Apart from the wheel, paper is possible the most important invention that mankind has ever come up with. We completely take it for granted because it is everywhere. We have contact with it, one way or another, each and every hour of every day of our lives. And despite this, or perhaps because of it, paper is also the thing we usually discard without a second thought.
So, it is good that sometimes we have our attention drawn to paper and we are obliged to give it a second thought. And that is exactly what Museum Rijswijk does every couple of years with its Paper Biennial.
This year it has a very apposite theme – Home. We have all been forced to spend more time at home than usual during the lock-down but there are an ever increasing numbers of people who no longer have a home after being forced to flee, usually as a result of conflict.
These themes, and others, are developed in five sub-themes, each demonstrating and exploring different aspect of the concept of home – Roots, Safety First, To Boldly Go, Into the Great Unknown and Lost, Not Yet Found.
The pieces range from simple, relatively small drawings to huge sculptures or installations, shown in the several and disparate rooms in this very attractive museum to which I always enjoy my visits.
Perhaps the most striking and most memorable work in the show is a giant head roughly constructed from cardboard boxes and silver gaffer tape by Quentley Barbara. The head is a portrait of a family member in Curaçao where he grew up and I am quite prepared to believe it is a good likeness. Despite its crudeness the work has a great subtlety and sensitivity to it.
Barbara’s work depicts fond reminiscences of someone a long way from home but retaining the family connection.

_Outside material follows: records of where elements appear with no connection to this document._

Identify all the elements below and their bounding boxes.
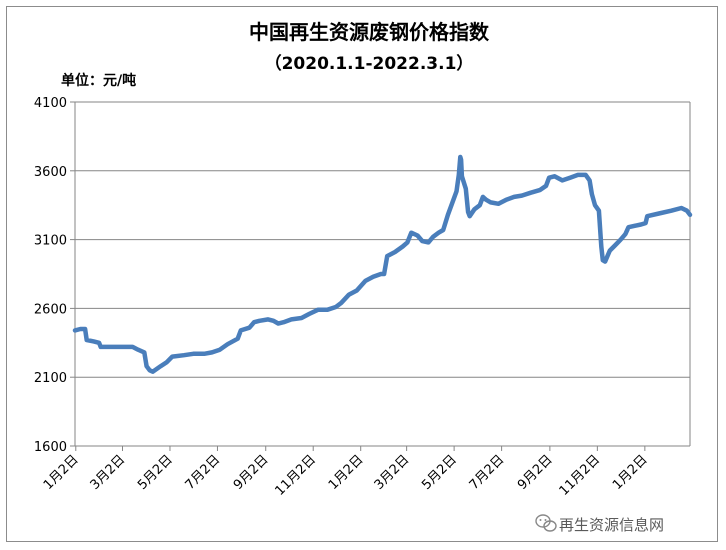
x-tick-label: 3月2日 [88, 452, 129, 493]
y-axis-tick-labels: 1600 2100 2600 3100 3600 4100 [34, 96, 67, 455]
x-tick-label: 11月2日 [557, 452, 604, 499]
y-tick-label: 3100 [34, 234, 67, 249]
series-line-0 [72, 154, 693, 374]
x-tick-label: 1月2日 [326, 452, 367, 493]
x-tick-label: 7月2日 [183, 452, 224, 493]
x-tick-label: 1月2日 [610, 452, 651, 493]
y-tick-label: 4100 [34, 96, 67, 111]
watermark-text: 再生资源信息网 [559, 516, 664, 534]
y-tick-label: 2100 [34, 371, 67, 386]
gridlines [70, 101, 691, 451]
x-tick-label: 7月2日 [467, 452, 508, 493]
y-tick-label: 2600 [34, 302, 67, 317]
watermark: 再生资源信息网 [535, 514, 664, 534]
chart-title: 中国再生资源废钢价格指数 [249, 20, 490, 44]
wechat-icon [535, 514, 557, 532]
x-tick-label: 1月2日 [41, 452, 82, 493]
series-layer [72, 154, 693, 374]
x-tick-label: 11月2日 [272, 452, 319, 499]
x-tick-label: 3月2日 [372, 452, 413, 493]
x-tick-label: 9月2日 [515, 452, 556, 493]
chart-frame: 中国再生资源废钢价格指数 （2020.1.1-2022.3.1） 单位：元/吨 … [6, 6, 718, 542]
unit-label: 单位：元/吨 [61, 72, 136, 89]
price-index-chart: 中国再生资源废钢价格指数 （2020.1.1-2022.3.1） 单位：元/吨 … [34, 20, 693, 534]
x-tick-label: 5月2日 [135, 452, 176, 493]
y-tick-label: 3600 [34, 165, 67, 180]
y-tick-label: 1600 [34, 440, 67, 455]
x-tick-label: 9月2日 [231, 452, 272, 493]
x-tick-label: 5月2日 [419, 452, 460, 493]
x-axis-tick-labels: 1月2日 3月2日 5月2日 7月2日 9月2日 11月2日 1月2日 3月2日 5月2日 7月2… [41, 452, 651, 499]
chart-subtitle: （2020.1.1-2022.3.1） [265, 53, 474, 74]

Rosa Everts’ installation portrays a situation where all connection is lost and loneliness prevails. Schiltraem consists of several piles of luggage and other detritus left scattered on the floor. Painted entirely in matt black and left abandoned in the middle of the room, it demonstrates the solitude and desperation of homelessness. The bicycle completely weighed down with stuffed rubbish bags is particularly poignant.
In the same room is another installation, one very different from the heavy black, almost depressing luggage nearby. Anna van Bohemen’s Refuse consists of two sets of wall hangings and an arrangement of baskets supported on sticks. On one wall 3500 paper shells hang from strings, each with an eye painted on it. On the other, three rows of clustered elongated paper shells, each with writing on it. The eyes, the writing and the baskets explore the sense of home by an artist whose Polish mother was interned in Germany during WW2 and who herself was born there soon after but was brought up in The Netherlands.
I really liked Traces of Existence by Dutch artist Pim Palsgraaf. Although the large piece, depicting a three dimensional view of the shattered interior of a building, is mainly constructed from bits of old wood with little paper in evidence, the beautiful maquettes are put together using various scraps of paper and card.
As always the Museum Rijswijk’s Paper Biennial is well worth a visit. Perhaps paper itself isn’t quite as much in evidence as in previous years, but the theme of Home gives the opportunity to over twenty artists from around the globe to demonstrate the versatility of a commodity without which our world would be a very different place. Michael Hasted 15th July 2020
The 2020 Rijswijk Paper Biennial continues until 15th November.